Official: Many rhymes now obsolete

Astronomers have decided that Pluto is not in fact a planet, reducing the number of planets in the solar system to 8 and rendering several "sequence of planet" rhymes obsolete. Oh yes, and thousands of science and school books are now out of date.

The scientist have agreed that for an object to be classified a planet it must satisfy the following conditions:

  • It must be in orbit around the Sun
  • it must be large enough that it takes on a nearly round shape
  • it has cleared its orbit of other objects
Although Pluto satisfies the first two conditions it fails the third as its eliptical orbit overlaps with that of Neptune and hence it hasn't cleared its orbit of other objects. Thus it is now classed as a "dwarf planet"

This is just another example of the small guy getting stepped on! It's blatantly discriminatory. Why hasn't Neptune been declassified under these new rules? After all if Plutos orbit overlaps Neptune then, if we get technical, surely both have failed to clear their orbits of other objects?

Damn elitist scientists!

2 comments:

Anonymous said...

Size matters

My very eager mother just served us nine

Still works

Anonymous said...

Hi Tuathal and Simon,

Pluto isn't really getting picked on for being the little guy.
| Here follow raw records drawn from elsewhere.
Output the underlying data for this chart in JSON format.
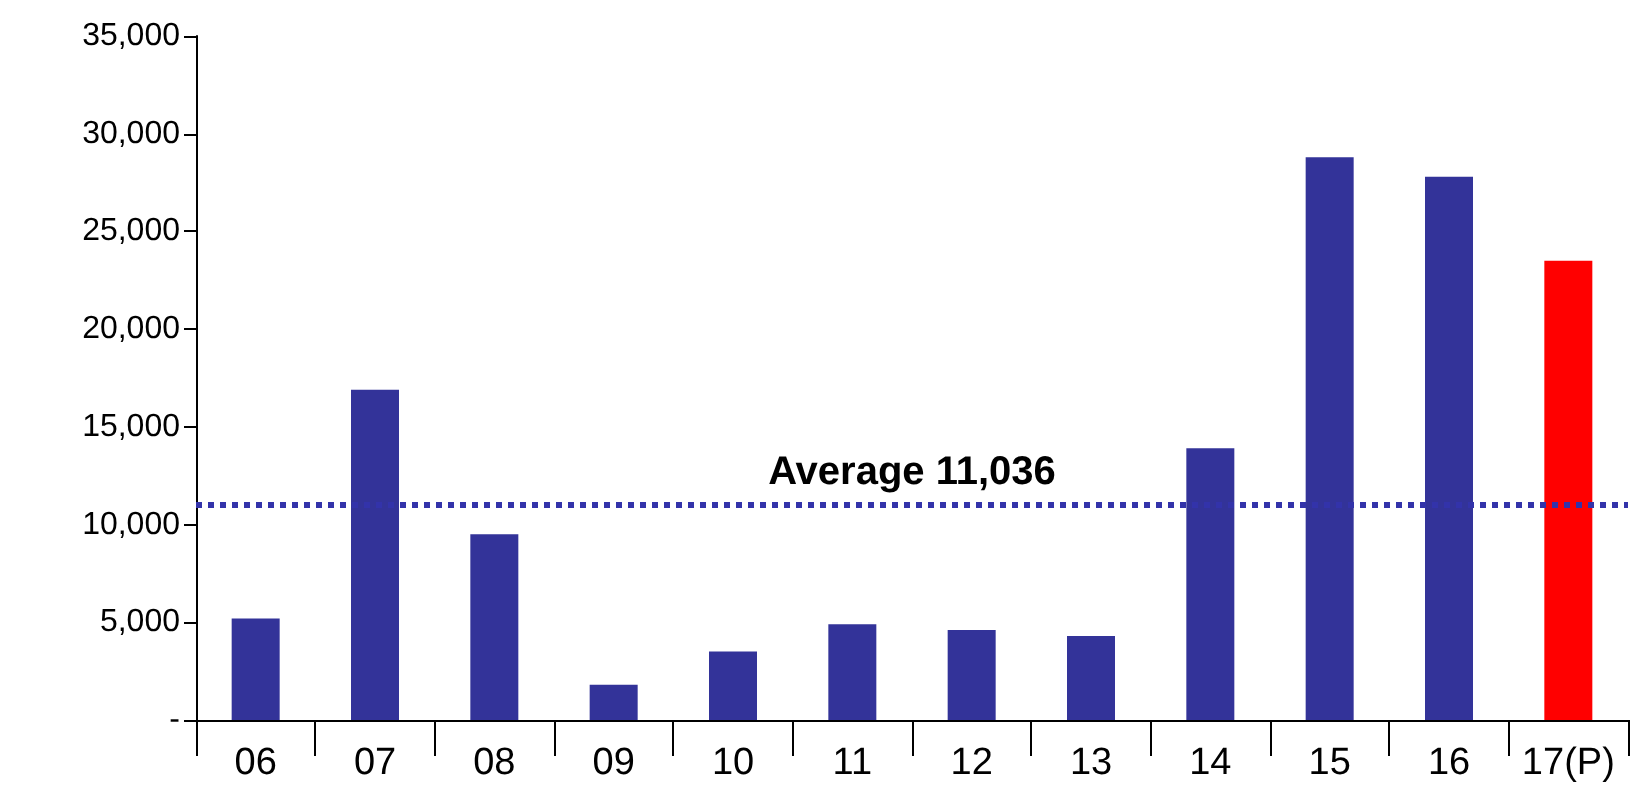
{
  "chart_data": {
    "type": "bar",
    "categories": [
      "06",
      "07",
      "08",
      "09",
      "10",
      "11",
      "12",
      "13",
      "14",
      "15",
      "16",
      "17(P)"
    ],
    "values": [
      5200,
      16900,
      9500,
      1800,
      3500,
      4900,
      4600,
      4300,
      13900,
      28800,
      27800,
      23500
    ],
    "colors": [
      "#333399",
      "#333399",
      "#333399",
      "#333399",
      "#333399",
      "#333399",
      "#333399",
      "#333399",
      "#333399",
      "#333399",
      "#333399",
      "#ff0000"
    ],
    "ylim": [
      0,
      35000
    ],
    "yticks": [
      {
        "value": 0,
        "label": "-"
      },
      {
        "value": 5000,
        "label": "5,000"
      },
      {
        "value": 10000,
        "label": "10,000"
      },
      {
        "value": 15000,
        "label": "15,000"
      },
      {
        "value": 20000,
        "label": "20,000"
      },
      {
        "value": 25000,
        "label": "25,000"
      },
      {
        "value": 30000,
        "label": "30,000"
      },
      {
        "value": 35000,
        "label": "35,000"
      }
    ],
    "ref_lines": [
      {
        "axis": "y",
        "value": 11036,
        "label": "Average 11,036",
        "color": "#3333aa",
        "line_style": "dotted"
      }
    ],
    "grid": false
  }
}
It's the way Pluto was formed that caused it to be rejected.

The newly accepted theory is based on formation mechanism - it's now been accepted that planets are formed in a disk. The planets 'gobble up' all the matter around them and in this way 'clear their orbit'. Pluto hasn't done this, even though it's the right shape and orbits the host star. It's been relegated to a disk by-product.

Sorry for the blathering - I was at meetings leading up to this decision and my colleague was at this last one (and was allowed to vote in it).